New batteries can be weak or bad. So don’t rule that out.

It sure sounds like a bad battery or something in your electrical system is drawing it down so that it does not have enough juice to start.

Make Sure That Burning Rubber Smell Isn’t The Belt That Runs The Car’s Alternator!

Also, check both the ends of the cables, positive and negative, at the battery and starter, and engine/body ground. That smell could be smoldering insulation from too much resistance in a cable. Corrosion or loose connections could be it. You may even be able to see something smoldering.

You didn’t waste any money on a new battery if that was the original. Don’t worry about that. I don’t think they “rig” the test. It’s easier to change on your schedule and not the side of the road, somewhere.

It is typical of this situation to get working lights and not working starter because of the much higher demand from a starter than from lights.

If You Have Jumper Cables And A Little Competence You Can Try …

jumping from the battery to a good clean engine ground and then try starting it. Next you can do the same with the positive terminal to the starter or where ever the cable goes, if access is possible and you can get on it without shorting to ground. It’ like using the jumpers as battery cables. That might help tell you if a cable or connection is bad.

sounds like a faulty starter motor to me!

Stephen, You Certainly Could Be Right !
We’re trying the cheapest, easiest things first, here. We hope it’s not the starter.

thanks for all the suggestions!
when my husband gets home from work we are going to get started on probing this issue.
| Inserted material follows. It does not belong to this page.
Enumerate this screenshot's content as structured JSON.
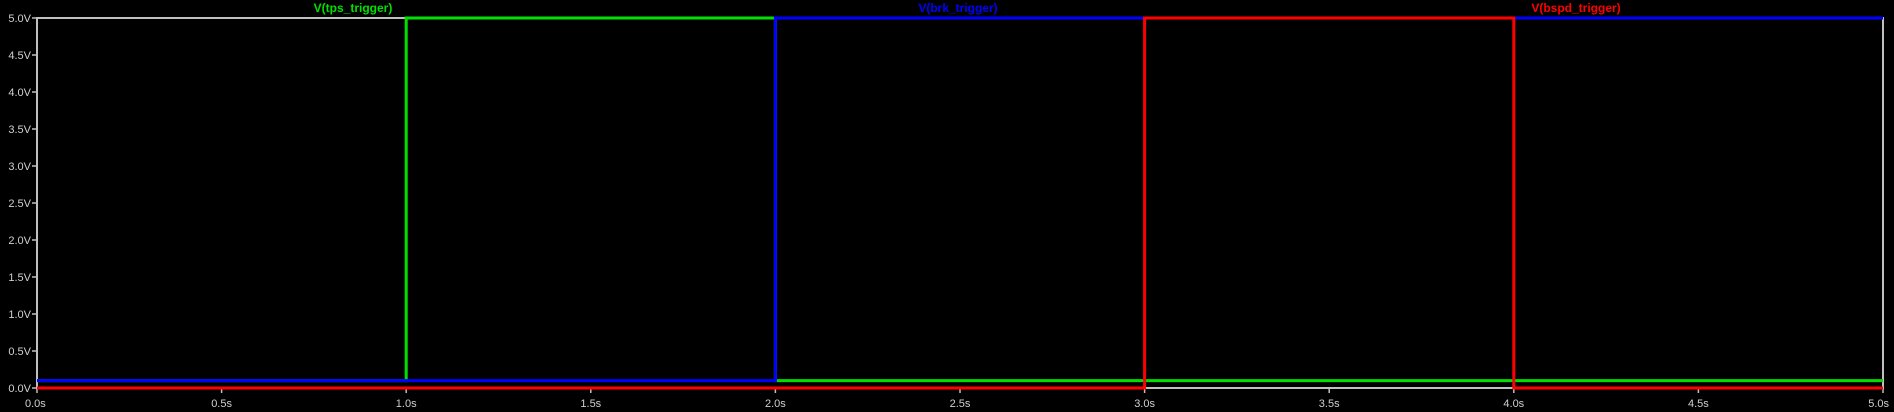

Does it still click when you try to start it? If so, I’m with Stephen, I’d suspect a bad starter.

When you start the car, a solenoid on the starter assembly slides the starter motor gear into engagement on the flywheel ring gear. It also connects two contacts that energize the starter motor circuits, causing the motor to spin and turn the engine over. Those contacts spark every time they engane and can get toasted with time and become intermittant. The clicking would be from the solenoid engaging the mechanism, the lack of further activity from the fried contacts not energizing the starter motor.

I agree also with Common Sense with all of his points, but I suspect you’ll ultimately find you need a starter assembly.

By the way, don’t be hard on the shop. An intermittant problem of this type can be impossible to find at a shop unless it acts up when the car is being looked at.

Maybe your new battery wasn’t fully charged when you received it? Maybe you have a high residual drain on your new and old battery. One sure way to tell if your alternator is stopped working, is to have a volt meter hooked anywhere in the car. Cig. lighter, on the battery itself, etc. If the voltage goes up to around 13.5 when the car is running, the alt. is fine. If the voltage doesn’t change from static to running, the alt. is shot. It could be several things besides a bad starter. A 2004 starter shouldn’t have worn out already unless the car has had the starter used quite a bit more than normal.

Same thing happened to me last year. After using up all four of my AAA visits and buying a brand new battery, come to find out it’s the battery CABLE… Make sure they tighten it up well, too; the wires slipped out on me after this and brought my car to a dead halt on a two-lane country road (with no AAA visits left)… Thank heavens I was within cell-phoning distance of a friend willing to come rescue me…

Please Let Us Know What Has Happened

Did it get checked out? What were the results?